At 50, the Wooster Group Is Experimenting on Itself


Gray — who would go on to become a celebrated film actor and monologuist before taking his own life in 2004 — is the most elaborately represented member of the original “Nayatt” cast. (Ari Fliakos reincarnates Vawter, who died of complications from AIDS in 1994.) Gray’s words and gestures are replicated, as much as the distortions of old tapes allow, by two stand-ins: that fine actor and Wooster member Scott Shepherd, who plays Gray playing a psychiatrist in “The Cocktail Party,” and Valk, who becomes Gray as he riffs about his personal connection to the Eliot work.

This is achieved by the use of headsets, which allow the actors to sync their speech with that of whom they’re listening to. “I’ve learned so much from Spalding,” said Valk, who marvels at his timing. “I did when he was alive, too.” It feels right that Valk discovered that the “Nayatt” tape seems to overlay a slightly older recording of “Rumstick Road,” an earlier Wooster work centered on the suicide of Gray’s mother.
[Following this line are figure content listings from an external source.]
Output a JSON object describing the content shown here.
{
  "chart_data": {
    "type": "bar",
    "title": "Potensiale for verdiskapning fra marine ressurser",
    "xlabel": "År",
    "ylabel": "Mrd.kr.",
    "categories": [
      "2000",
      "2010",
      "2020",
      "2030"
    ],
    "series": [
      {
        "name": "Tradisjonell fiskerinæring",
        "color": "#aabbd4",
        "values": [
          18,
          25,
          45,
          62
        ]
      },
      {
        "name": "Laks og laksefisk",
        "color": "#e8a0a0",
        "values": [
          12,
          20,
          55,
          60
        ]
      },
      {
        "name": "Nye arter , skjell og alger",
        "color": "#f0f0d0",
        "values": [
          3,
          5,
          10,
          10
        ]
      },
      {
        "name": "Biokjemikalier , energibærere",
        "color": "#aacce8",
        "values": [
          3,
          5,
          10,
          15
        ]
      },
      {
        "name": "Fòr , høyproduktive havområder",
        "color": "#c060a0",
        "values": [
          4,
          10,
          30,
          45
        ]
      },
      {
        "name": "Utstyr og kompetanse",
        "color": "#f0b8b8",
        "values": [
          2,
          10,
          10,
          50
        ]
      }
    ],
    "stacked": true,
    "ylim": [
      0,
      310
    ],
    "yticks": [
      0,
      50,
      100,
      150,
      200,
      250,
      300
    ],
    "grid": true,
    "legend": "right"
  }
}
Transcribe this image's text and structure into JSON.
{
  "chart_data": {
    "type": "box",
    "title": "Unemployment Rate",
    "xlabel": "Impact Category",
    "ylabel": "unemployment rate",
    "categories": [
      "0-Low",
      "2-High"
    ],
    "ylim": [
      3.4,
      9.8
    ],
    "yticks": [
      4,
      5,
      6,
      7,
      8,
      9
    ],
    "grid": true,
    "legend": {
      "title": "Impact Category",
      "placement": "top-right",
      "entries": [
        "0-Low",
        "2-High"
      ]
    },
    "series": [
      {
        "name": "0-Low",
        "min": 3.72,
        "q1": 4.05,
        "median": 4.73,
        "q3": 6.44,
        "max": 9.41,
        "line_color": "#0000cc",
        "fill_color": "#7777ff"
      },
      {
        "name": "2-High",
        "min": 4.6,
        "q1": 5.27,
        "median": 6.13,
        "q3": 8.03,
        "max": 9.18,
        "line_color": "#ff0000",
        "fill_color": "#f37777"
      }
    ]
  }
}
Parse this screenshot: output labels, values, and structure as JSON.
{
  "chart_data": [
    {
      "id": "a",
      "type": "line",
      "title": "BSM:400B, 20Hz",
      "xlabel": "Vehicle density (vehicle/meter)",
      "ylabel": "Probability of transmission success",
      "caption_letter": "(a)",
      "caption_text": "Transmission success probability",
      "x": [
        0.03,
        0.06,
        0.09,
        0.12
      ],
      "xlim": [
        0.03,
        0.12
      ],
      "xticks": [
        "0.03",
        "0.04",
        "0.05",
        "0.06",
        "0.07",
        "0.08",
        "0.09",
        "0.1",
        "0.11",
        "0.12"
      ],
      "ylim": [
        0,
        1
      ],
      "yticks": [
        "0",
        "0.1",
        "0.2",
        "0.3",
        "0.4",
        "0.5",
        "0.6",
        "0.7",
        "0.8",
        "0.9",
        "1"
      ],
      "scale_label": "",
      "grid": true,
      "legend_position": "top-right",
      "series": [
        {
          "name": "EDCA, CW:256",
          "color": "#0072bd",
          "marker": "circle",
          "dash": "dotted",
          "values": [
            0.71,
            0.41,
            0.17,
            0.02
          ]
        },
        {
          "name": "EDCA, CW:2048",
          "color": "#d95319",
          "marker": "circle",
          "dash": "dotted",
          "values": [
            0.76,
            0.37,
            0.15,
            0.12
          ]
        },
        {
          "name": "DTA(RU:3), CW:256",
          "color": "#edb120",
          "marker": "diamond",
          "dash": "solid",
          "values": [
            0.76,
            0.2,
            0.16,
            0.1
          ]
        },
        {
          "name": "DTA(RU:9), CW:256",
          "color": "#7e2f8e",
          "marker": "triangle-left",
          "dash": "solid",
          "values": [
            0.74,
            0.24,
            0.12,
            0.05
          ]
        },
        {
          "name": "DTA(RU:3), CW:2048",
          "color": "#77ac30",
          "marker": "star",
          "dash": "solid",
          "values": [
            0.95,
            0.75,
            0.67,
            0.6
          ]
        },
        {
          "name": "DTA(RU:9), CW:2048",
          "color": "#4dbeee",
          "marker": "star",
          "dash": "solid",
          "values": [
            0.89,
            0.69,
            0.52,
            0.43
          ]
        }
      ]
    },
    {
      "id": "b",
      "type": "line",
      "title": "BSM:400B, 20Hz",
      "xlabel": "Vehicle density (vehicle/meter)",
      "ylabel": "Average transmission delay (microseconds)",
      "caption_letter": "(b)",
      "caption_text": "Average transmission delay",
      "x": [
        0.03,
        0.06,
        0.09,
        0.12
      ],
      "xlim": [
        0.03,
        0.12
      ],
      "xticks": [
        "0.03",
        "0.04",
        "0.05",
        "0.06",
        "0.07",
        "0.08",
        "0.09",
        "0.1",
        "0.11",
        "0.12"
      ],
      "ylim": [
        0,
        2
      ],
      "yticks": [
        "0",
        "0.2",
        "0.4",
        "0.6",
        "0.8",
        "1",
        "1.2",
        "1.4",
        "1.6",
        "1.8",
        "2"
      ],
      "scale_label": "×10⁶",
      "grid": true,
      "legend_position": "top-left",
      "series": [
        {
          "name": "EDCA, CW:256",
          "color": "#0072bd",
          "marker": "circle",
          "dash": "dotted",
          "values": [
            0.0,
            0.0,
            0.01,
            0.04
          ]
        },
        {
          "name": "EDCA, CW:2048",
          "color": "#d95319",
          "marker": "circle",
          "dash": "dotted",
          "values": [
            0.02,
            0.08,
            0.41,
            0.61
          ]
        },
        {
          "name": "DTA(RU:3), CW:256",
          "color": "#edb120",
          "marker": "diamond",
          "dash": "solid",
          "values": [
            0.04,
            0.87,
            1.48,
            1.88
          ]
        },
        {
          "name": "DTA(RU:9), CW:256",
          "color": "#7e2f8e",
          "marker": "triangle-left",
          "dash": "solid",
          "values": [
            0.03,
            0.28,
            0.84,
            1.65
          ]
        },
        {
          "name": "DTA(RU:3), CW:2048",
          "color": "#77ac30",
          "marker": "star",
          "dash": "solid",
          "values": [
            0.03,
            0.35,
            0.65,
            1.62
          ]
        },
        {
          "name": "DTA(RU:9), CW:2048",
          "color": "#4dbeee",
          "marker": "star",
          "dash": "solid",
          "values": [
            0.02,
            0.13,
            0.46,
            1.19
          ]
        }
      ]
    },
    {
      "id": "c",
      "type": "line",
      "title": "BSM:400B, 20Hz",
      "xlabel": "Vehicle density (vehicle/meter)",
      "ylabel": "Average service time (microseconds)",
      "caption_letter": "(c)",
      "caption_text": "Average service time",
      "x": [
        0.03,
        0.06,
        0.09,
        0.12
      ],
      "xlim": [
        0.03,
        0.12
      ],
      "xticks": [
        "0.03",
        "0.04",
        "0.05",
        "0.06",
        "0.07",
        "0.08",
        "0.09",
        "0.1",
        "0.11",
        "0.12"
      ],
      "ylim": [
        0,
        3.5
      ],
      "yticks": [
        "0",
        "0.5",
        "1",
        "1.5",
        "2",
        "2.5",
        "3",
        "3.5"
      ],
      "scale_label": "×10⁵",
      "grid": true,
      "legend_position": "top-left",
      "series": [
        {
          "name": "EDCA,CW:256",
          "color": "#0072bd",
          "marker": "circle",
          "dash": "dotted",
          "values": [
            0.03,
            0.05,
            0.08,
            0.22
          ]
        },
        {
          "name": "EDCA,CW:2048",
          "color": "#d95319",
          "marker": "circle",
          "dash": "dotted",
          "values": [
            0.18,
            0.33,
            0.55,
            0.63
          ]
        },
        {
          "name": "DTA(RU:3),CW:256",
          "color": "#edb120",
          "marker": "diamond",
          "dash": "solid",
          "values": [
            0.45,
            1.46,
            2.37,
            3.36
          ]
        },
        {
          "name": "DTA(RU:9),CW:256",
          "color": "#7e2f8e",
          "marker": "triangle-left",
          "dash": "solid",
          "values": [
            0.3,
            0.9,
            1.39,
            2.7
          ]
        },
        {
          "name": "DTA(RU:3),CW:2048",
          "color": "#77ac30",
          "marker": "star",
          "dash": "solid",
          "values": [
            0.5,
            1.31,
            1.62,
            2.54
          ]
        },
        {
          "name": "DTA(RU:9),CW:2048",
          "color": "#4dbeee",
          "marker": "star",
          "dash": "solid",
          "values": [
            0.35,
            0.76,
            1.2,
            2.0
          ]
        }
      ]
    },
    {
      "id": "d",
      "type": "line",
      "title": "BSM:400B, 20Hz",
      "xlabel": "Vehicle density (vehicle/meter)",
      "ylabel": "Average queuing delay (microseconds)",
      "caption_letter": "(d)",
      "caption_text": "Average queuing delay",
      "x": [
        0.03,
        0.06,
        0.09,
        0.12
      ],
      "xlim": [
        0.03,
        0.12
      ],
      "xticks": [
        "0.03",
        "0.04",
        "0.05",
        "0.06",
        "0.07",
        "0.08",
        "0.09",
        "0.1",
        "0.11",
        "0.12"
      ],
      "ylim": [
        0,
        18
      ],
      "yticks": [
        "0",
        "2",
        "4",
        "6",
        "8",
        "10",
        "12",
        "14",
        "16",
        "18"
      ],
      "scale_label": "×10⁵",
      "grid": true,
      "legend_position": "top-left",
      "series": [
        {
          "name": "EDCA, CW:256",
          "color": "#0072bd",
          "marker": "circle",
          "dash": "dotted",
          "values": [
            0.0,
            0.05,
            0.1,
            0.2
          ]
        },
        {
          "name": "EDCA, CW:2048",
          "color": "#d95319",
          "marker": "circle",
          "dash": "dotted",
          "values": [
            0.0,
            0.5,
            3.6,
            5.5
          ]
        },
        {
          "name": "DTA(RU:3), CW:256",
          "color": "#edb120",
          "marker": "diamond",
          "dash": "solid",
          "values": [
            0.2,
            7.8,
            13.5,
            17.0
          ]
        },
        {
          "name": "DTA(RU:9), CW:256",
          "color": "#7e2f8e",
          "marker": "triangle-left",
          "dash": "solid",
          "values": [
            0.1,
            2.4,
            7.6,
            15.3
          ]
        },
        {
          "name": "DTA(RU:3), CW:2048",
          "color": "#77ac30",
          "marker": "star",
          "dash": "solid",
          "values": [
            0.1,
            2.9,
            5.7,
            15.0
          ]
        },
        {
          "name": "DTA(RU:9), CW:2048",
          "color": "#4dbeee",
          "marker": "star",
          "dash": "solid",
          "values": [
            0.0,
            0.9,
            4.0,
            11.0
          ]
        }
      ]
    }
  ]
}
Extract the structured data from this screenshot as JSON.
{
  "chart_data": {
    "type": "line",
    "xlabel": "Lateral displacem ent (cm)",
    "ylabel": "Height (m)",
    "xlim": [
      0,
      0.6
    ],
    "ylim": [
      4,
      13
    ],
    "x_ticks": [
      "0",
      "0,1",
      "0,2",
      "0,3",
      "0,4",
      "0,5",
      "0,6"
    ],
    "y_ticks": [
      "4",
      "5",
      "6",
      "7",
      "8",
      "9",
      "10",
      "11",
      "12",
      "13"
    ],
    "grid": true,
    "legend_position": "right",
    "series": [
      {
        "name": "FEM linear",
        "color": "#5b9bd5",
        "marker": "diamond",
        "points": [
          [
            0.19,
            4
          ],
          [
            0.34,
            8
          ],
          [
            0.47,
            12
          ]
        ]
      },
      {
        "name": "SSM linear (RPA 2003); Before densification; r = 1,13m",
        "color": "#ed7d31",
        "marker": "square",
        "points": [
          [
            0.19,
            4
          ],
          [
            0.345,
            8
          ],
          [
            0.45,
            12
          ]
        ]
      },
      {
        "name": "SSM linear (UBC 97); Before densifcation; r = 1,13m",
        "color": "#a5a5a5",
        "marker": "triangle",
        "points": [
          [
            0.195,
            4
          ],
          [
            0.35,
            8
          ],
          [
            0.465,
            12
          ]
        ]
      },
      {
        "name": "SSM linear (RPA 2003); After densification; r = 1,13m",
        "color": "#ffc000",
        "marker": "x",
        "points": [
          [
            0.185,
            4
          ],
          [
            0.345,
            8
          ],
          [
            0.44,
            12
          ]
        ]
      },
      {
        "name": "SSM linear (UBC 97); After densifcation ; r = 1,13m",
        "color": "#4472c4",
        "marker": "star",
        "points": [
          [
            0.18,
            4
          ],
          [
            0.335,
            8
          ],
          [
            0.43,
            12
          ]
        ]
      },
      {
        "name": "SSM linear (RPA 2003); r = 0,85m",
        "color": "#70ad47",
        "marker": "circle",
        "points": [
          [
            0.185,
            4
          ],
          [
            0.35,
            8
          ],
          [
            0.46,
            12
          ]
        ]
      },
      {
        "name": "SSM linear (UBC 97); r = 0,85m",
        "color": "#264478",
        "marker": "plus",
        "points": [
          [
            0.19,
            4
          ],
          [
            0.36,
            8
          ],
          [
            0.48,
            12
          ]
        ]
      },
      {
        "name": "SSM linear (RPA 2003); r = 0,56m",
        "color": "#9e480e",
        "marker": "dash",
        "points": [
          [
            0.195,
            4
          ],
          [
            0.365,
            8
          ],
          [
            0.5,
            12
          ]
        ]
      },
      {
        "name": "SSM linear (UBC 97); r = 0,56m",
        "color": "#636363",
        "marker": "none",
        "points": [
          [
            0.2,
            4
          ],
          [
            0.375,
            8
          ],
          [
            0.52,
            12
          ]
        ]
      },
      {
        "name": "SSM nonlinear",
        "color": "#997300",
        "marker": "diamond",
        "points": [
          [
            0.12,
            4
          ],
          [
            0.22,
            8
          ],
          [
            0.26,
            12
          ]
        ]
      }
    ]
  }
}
At moments, she can detect beneath Gray’s perorations the faint, high-pitched sound of the actor Libby Howes screaming, while being tickled in a diabolical doctor sketch. Howes, who once spent her nights in the Garage while homeless people occupied her apartment, figures memorably in the monologue with which Valk introduces “Nayatt School Redux.” When Howes left the original “Nayatt” (that was after Valk had taken her to Bellevue Hospital), it was Valk who replaced her.

“Classic theater story,” Valk says in the current production, with the glimmer of a deadpan smile.

AS A CRITIC for The New York Times, I had written about the Wooster Group for a quarter-century. But I had never met either Valk or LeCompte before I joined them one misty Monday morning in LeCompte’s loft, a script’s throw from the Garage. Artworks by Alex Katz and Joan Jonas (who appeared in the original “Nayatt” and is channeled by Maura Tierney) are on the walls of the sleeping area; so is the floor from the Wooster’s “Emperor Jones,” marked with Valk’s boot prints and stage blood. (LeCompte has lived in that building — first with her former partners, Gray and then Dafoe — since the 1970s.)

Of course, I recognized Valk, one of my favorite actresses, whose heavy-lidded eyes and bowed mouth bring to mind tough but winsome Hollywood stars of the 1930s, like Sylvia Sidney; seeing her on the street had always been for me like spotting Garbo. But I realized that for years I had been mistaking another member of the troupe for LeCompte.